I was discussing with a coworker yesterday that it’s important to be life prepared. It’s important to be prepared so that you don’t “just run out of food”. It shouldn’t be the night before a storm and half of the town is at the grocery store.  The night before the storm last week, half of my town was in the grocery store.  Did we need those items?  Probably not…we could have made it through a day or two stuck at home.

The storm taught me a valuable lesson.  Despite not affecting us the way it was predicted too, it made me think about how prepared am I for emergencies?

How prepared are you?

Not only prepared with food but also prepared with making sure to have items like a flashlight or extra batteries incase the power goes out.

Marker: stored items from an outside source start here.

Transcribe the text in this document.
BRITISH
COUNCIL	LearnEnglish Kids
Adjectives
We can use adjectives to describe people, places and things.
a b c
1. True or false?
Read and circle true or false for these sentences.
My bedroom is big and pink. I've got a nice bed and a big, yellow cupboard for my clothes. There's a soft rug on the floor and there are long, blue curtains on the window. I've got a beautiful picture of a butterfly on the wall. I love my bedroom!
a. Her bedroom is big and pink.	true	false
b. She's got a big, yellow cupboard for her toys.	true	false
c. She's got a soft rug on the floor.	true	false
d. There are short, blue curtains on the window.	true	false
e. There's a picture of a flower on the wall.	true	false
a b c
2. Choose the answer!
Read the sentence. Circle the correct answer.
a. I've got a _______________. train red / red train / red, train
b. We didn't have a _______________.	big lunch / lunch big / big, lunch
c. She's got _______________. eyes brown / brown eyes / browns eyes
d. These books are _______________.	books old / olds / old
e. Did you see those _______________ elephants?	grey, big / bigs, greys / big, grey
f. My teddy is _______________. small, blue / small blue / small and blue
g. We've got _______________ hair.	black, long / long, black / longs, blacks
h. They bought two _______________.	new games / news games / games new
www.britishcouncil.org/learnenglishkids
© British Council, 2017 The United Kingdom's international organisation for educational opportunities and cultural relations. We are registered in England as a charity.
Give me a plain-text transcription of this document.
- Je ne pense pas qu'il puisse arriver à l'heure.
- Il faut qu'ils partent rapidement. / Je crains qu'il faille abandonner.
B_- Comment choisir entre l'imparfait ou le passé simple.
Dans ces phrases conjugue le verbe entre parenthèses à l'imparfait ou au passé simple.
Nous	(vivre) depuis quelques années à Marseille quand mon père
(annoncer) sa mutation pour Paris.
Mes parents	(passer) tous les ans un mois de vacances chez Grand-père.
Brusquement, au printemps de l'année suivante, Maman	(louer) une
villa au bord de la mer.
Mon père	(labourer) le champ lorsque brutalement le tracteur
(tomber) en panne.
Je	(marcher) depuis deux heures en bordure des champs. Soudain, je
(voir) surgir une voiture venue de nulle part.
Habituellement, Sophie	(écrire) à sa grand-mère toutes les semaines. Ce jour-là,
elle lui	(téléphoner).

While it is true that disasters are relatively rare, they do happen. It’s better to be over prepared versus under prepared. Similarly, it’s better for the weather channel to overestimate snowfall versus underestimate.  If one life, injury or problem is saved because everything closed, then good.

After googling different ideas and lists to stay prepared, I came across this infographic!

The public health major in me says: when creating a food checklist, you should be detailed. Don’t simply gather random snacks from the pantry and place them in a storage bin.  Since you are preparing and putting foods away for later, try to have foods from each food group if possible.  Something I often forget is also making sure to also store necessary equipment and utensils to eat the food. Food checklists are an important part of emergency preparedness.  

Preparing for the Unexpected an Emergency Food Checklist Infographic


When I got home from Rochester yesterday, I actually printed this out and stocked up on some food to keep in my pantry.  I can survive a few days without power and with food.

I decided to grab:


  • Canned meat including salmon, tuna and chicken
  • Canned vegetables
  • Canned fruits.  I really like canned pears and peaches
  • 4 miscellaneous canned soups as well as black beans

For section 2, I opted against freeze dried foods.


  • Let’s be honest that we have enough instant coffee, sugar and cream packets to last a week already.

Some of my favorite snacks that we stock in the house:

  • Beef Jerkey (so much protein!)
  • Pretzels
  • Cheese its
  • Wasabi Nuts (Has anyone tried these?)
  • Cereal


  • We always have powered juice packets (It’s actually a staple in my current diet because you can bring them anywhere and I prefer that over water)
  • What are some good dairy options to keep stored?  I know almond milk doesn’t spoil
  • We have 2 cases of water and a brita filter stored too.

Equipment for food:

  • First Aid kit.  Every single family should have a first aid kit in their house and vehicles.
  • Quick Stove.  This is something I used in backpacking to make food when there is no access to power.
  • Utensils and food preparation: Make sure to have cutlery as well as a can opener and pan to boil water on a quick stove.

As you can see this is just one list to help in food preparation.  There are many more.  I liked this one because it gave me a good list of what to have.  

Questions for you:

Are you prepared for a big storm?

What are some foods you stock up on?